Virtue Capitalists: the professional class and the rise of new class conflict c.1870-2008

In the last quarter of the nineteenth century, members of an established, English-speaking middle class built a new category of work for themselves.  This paper argues that the rise of the professions made middle class morality into economic matter. It was an investment in settler colonisation, for which they expected social and economic profit, accruing to themselves as well as society. By the mid-twentieth century, this ‘virtue capitalism’ governed the world. In the 1970s, however, it was subject to the same disruptions as the rest of the economy. This, combined with decolonisation and civil rights activism, meant the professional class experienced a moral, as well as economic, crisis, encouraging them to reject their old virtues and collaborate with a strengthening group of managers – long their allies, linking ‘knowing’ to ‘doing’ – to codify the ethics they still needed to do their job.

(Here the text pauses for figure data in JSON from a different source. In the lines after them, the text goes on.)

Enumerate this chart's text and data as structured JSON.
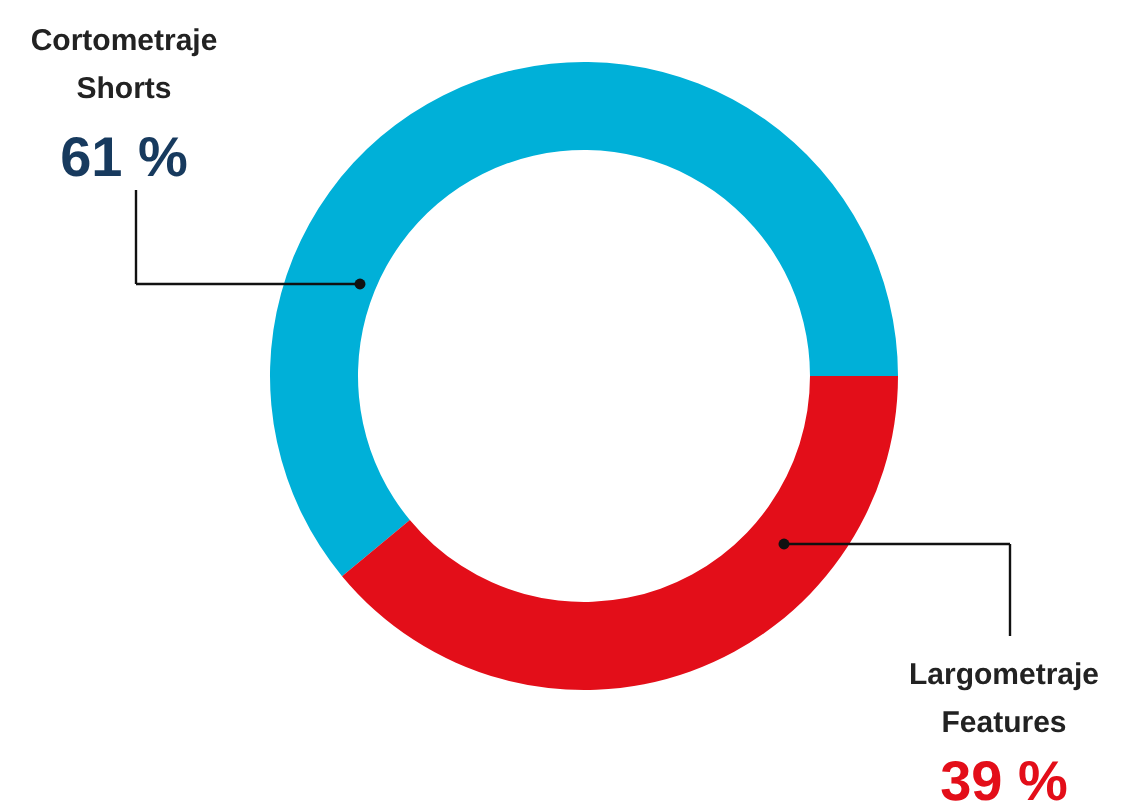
{
  "chart_data": {
    "type": "donut",
    "categories": [
      "Cortometraje\nShorts",
      "Largometraje\nFeatures"
    ],
    "values": [
      61,
      39
    ],
    "colors": [
      "#00b0d8",
      "#e30e19"
    ],
    "value_labels": [
      "61 %",
      "39 %"
    ]
  }
}
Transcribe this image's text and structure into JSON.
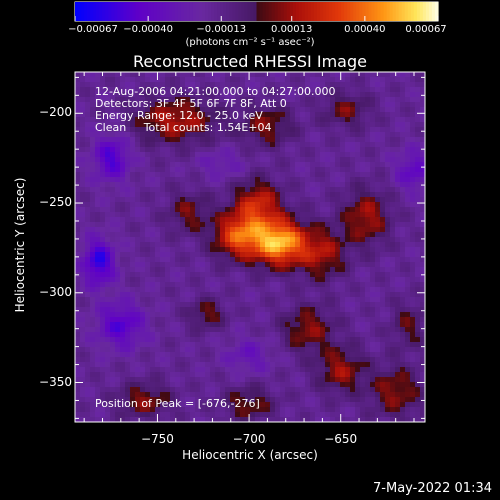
{
  "chart_data": {
    "type": "heatmap",
    "title": "Reconstructed RHESSI Image",
    "info_lines": [
      "12-Aug-2006 04:21:00.000 to 04:27:00.000",
      "Detectors: 3F 4F 5F 6F 7F 8F, Att 0",
      "Energy Range: 12.0 - 25.0 keV",
      "Clean     Total counts: 1.54E+04"
    ],
    "peak_label": "Position of Peak = [-676,-276]",
    "peak": [
      -676,
      -276
    ],
    "xlabel": "Heliocentric X (arcsec)",
    "ylabel": "Heliocentric Y (arcsec)",
    "xlim": [
      -795,
      -604
    ],
    "ylim": [
      -372,
      -177
    ],
    "xticks": [
      -750,
      -700,
      -650
    ],
    "xtick_labels": [
      "−750",
      "−700",
      "−650"
    ],
    "yticks": [
      -200,
      -250,
      -300,
      -350
    ],
    "ytick_labels": [
      "−200",
      "−250",
      "−300",
      "−350"
    ],
    "colorbar": {
      "range": [
        -0.00067,
        0.00067
      ],
      "ticks": [
        -0.00067,
        -0.0004,
        -0.00013,
        0.00013,
        0.0004,
        0.00067
      ],
      "tick_labels": [
        "−0.00067",
        "−0.00040",
        "−0.00013",
        "0.00013",
        "0.00040",
        "0.00067"
      ],
      "unit_label": "(photons cm⁻² s⁻¹ asec⁻²)"
    },
    "sources": [
      {
        "x": -683,
        "y": -272,
        "sx": 10,
        "sy": 9,
        "amp": 0.00067
      },
      {
        "x": -705,
        "y": -268,
        "sx": 10,
        "sy": 9,
        "amp": 0.0005
      },
      {
        "x": -695,
        "y": -250,
        "sx": 9,
        "sy": 9,
        "amp": 0.00036
      },
      {
        "x": -660,
        "y": -278,
        "sx": 9,
        "sy": 10,
        "amp": 0.0003
      },
      {
        "x": -636,
        "y": -258,
        "sx": 9,
        "sy": 11,
        "amp": 0.0003
      },
      {
        "x": -740,
        "y": -204,
        "sx": 16,
        "sy": 9,
        "amp": 0.00032
      },
      {
        "x": -690,
        "y": -207,
        "sx": 10,
        "sy": 8,
        "amp": 0.00024
      },
      {
        "x": -647,
        "y": -198,
        "sx": 9,
        "sy": 7,
        "amp": 0.00022
      },
      {
        "x": -668,
        "y": -320,
        "sx": 10,
        "sy": 9,
        "amp": 0.00026
      },
      {
        "x": -650,
        "y": -343,
        "sx": 9,
        "sy": 9,
        "amp": 0.00028
      },
      {
        "x": -723,
        "y": -312,
        "sx": 7,
        "sy": 6,
        "amp": 0.00022
      },
      {
        "x": -757,
        "y": -360,
        "sx": 10,
        "sy": 7,
        "amp": 0.00025
      },
      {
        "x": -700,
        "y": -362,
        "sx": 10,
        "sy": 7,
        "amp": 0.00022
      },
      {
        "x": -620,
        "y": -355,
        "sx": 10,
        "sy": 10,
        "amp": 0.00026
      },
      {
        "x": -613,
        "y": -318,
        "sx": 7,
        "sy": 9,
        "amp": 0.00018
      },
      {
        "x": -733,
        "y": -255,
        "sx": 8,
        "sy": 8,
        "amp": 0.00022
      },
      {
        "x": -782,
        "y": -283,
        "sx": 6,
        "sy": 9,
        "amp": -0.0004
      },
      {
        "x": -775,
        "y": -225,
        "sx": 7,
        "sy": 9,
        "amp": -0.00032
      },
      {
        "x": -770,
        "y": -318,
        "sx": 9,
        "sy": 9,
        "amp": -0.0003
      },
      {
        "x": -610,
        "y": -232,
        "sx": 7,
        "sy": 8,
        "amp": -0.00024
      },
      {
        "x": -700,
        "y": -335,
        "sx": 9,
        "sy": 7,
        "amp": -0.00016
      },
      {
        "x": -715,
        "y": -228,
        "sx": 9,
        "sy": 6,
        "amp": -0.00013
      }
    ],
    "colormap": "rainbow-negative / hot-positive"
  },
  "footer": {
    "date": "7-May-2022 01:34"
  }
}
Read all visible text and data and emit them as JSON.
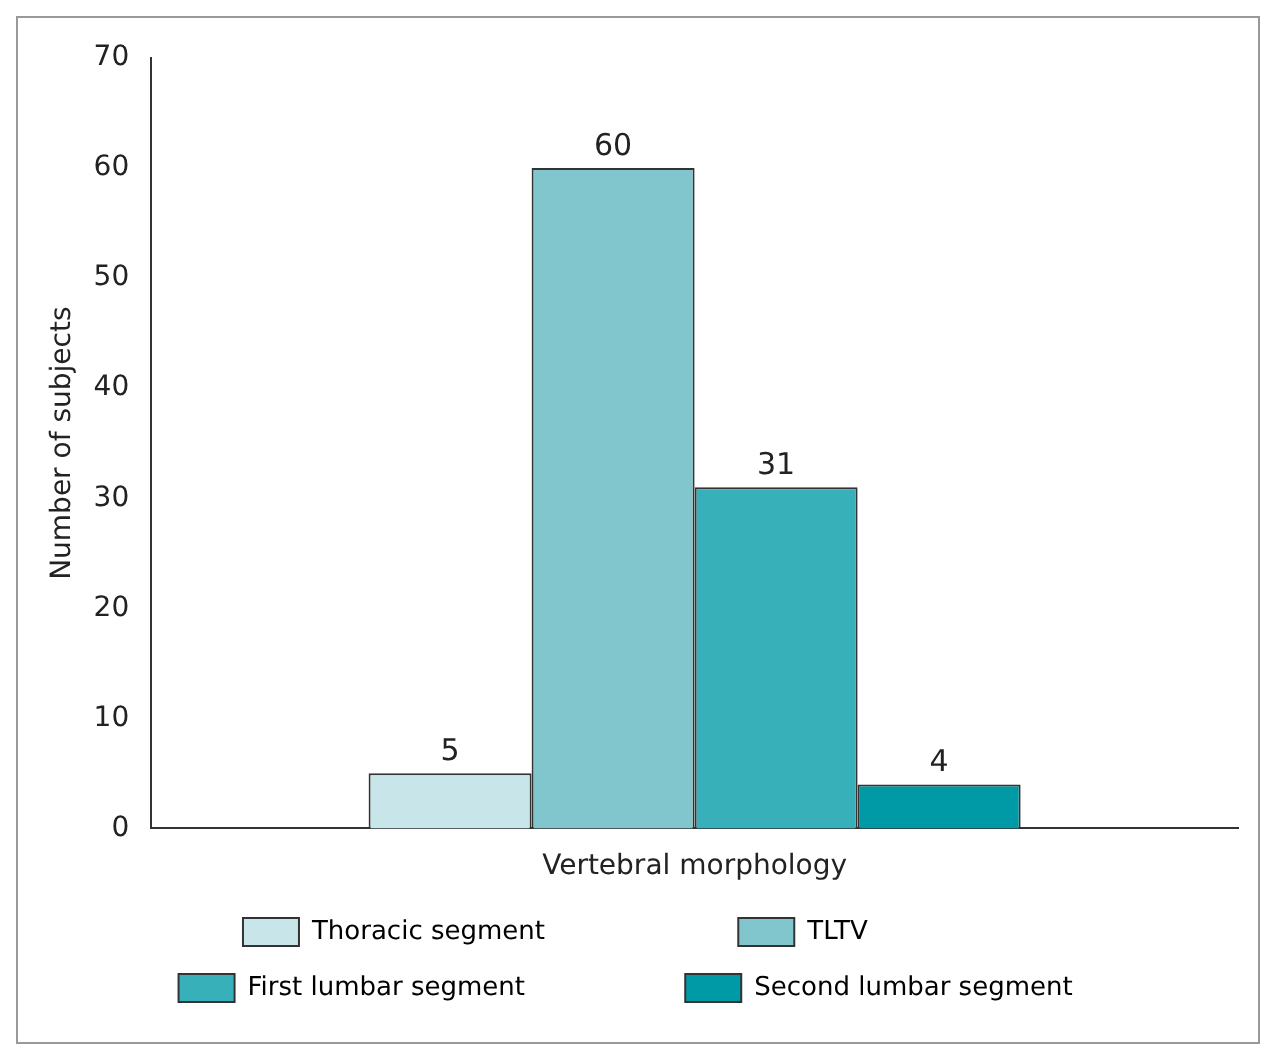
{
  "chart_data": {
    "type": "bar",
    "ylabel": "Number of subjects",
    "categories": [
      "Vertebral morphology"
    ],
    "series": [
      {
        "name": "Thoracic segment",
        "color": "#c8e6ea",
        "values": [
          5
        ]
      },
      {
        "name": "TLTV",
        "color": "#80c6cc",
        "values": [
          60
        ]
      },
      {
        "name": "First lumbar segment",
        "color": "#38b0b9",
        "values": [
          31
        ]
      },
      {
        "name": "Second lumbar segment",
        "color": "#0099a6",
        "values": [
          4
        ]
      }
    ],
    "ylim": [
      0,
      70
    ],
    "yticks": [
      0,
      10,
      20,
      30,
      40,
      50,
      60,
      70
    ],
    "grid": false,
    "legend": "bottom",
    "data_labels": true
  }
}
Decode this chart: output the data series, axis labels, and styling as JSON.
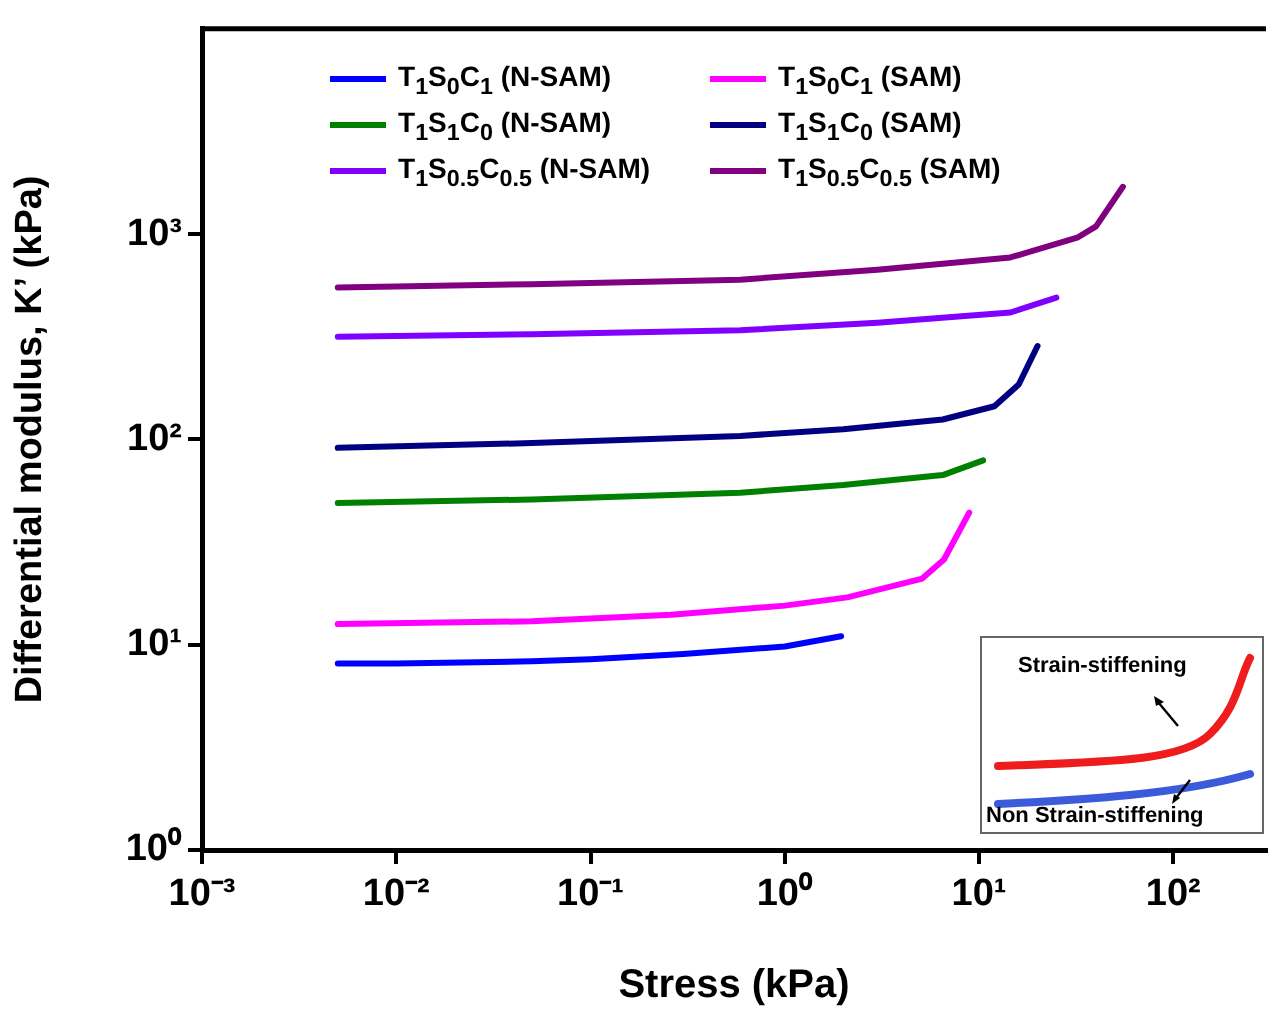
{
  "chart_data": {
    "type": "line",
    "xlabel": "Stress (kPa)",
    "ylabel": "Differential modulus, K’ (kPa)",
    "log": "xy",
    "grid": false,
    "legend": "top",
    "marker": "none",
    "line_style": "solid",
    "xlim": [
      0.001,
      300
    ],
    "xticks": [
      {
        "value": 0.001,
        "label": "10⁻³"
      },
      {
        "value": 0.01,
        "label": "10⁻²"
      },
      {
        "value": 0.1,
        "label": "10⁻¹"
      },
      {
        "value": 1,
        "label": "10⁰"
      },
      {
        "value": 10,
        "label": "10¹"
      },
      {
        "value": 100,
        "label": "10²"
      }
    ],
    "ylim": [
      1,
      10000
    ],
    "yticks": [
      {
        "value": 1,
        "label": "10⁰"
      },
      {
        "value": 10,
        "label": "10¹"
      },
      {
        "value": 100,
        "label": "10²"
      },
      {
        "value": 1000,
        "label": "10³"
      }
    ],
    "annotations": [
      "Strain-stiffening",
      "Non Strain-stiffening"
    ],
    "series": [
      {
        "name": "T$_{1}$S$_{0}$C$_{1}$ (N-SAM)",
        "color": "#0000ff",
        "x": [
          0.005,
          0.01,
          0.05,
          0.1,
          0.3,
          1,
          1.95
        ],
        "values": [
          8.1,
          8.1,
          8.3,
          8.5,
          9,
          9.8,
          11
        ]
      },
      {
        "name": "T$_{1}$S$_{0}$C$_{1}$ (SAM)",
        "color": "#ff00ff",
        "x": [
          0.005,
          0.05,
          0.26,
          1,
          2.1,
          5.1,
          6.6,
          8.9
        ],
        "values": [
          12.6,
          13,
          14,
          15.5,
          17,
          21,
          26,
          44
        ]
      },
      {
        "name": "T$_{1}$S$_{1}$C$_{0}$ (N-SAM)",
        "color": "#008000",
        "x": [
          0.005,
          0.05,
          0.59,
          2,
          6.5,
          10.5
        ],
        "values": [
          49,
          51,
          55,
          60,
          67,
          79
        ]
      },
      {
        "name": "T$_{1}$S$_{1}$C$_{0}$ (SAM)",
        "color": "#000080",
        "x": [
          0.005,
          0.05,
          0.59,
          2,
          6.5,
          12,
          16,
          20
        ],
        "values": [
          91,
          96,
          104,
          112,
          125,
          145,
          185,
          285
        ]
      },
      {
        "name": "T$_{1}$S$_{0.5}$C$_{0.5}$ (N-SAM)",
        "color": "#8000ff",
        "x": [
          0.005,
          0.05,
          0.59,
          3,
          14.5,
          25
        ],
        "values": [
          316,
          325,
          340,
          370,
          415,
          490
        ]
      },
      {
        "name": "T$_{1}$S$_{0.5}$C$_{0.5}$ (SAM)",
        "color": "#800080",
        "x": [
          0.005,
          0.05,
          0.59,
          3,
          14.5,
          32,
          40,
          55
        ],
        "values": [
          550,
          570,
          600,
          670,
          770,
          960,
          1090,
          1700
        ]
      }
    ]
  }
}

But in the 1980s, this managerial class had interests that diverged from the professional class, bringing a new form of class conflict into 21st century capitalism.

Associate Professor Hannah Forsyth is a historian of work, education and capitalism at ACU where she has taught global history, historiography, history of capitalism, politics and Australian Indigenous History. She was an Australian Research Council Discovery Early Career Researcher Award (DECRA) Fellow 2017-2019. She is the author of A History of the Modern Australian University and is currently working towards a new book Virtue Capitalists: the rise and fall of the professional class in the Anglo world c.1870-2008 contracted to Cambridge University Press.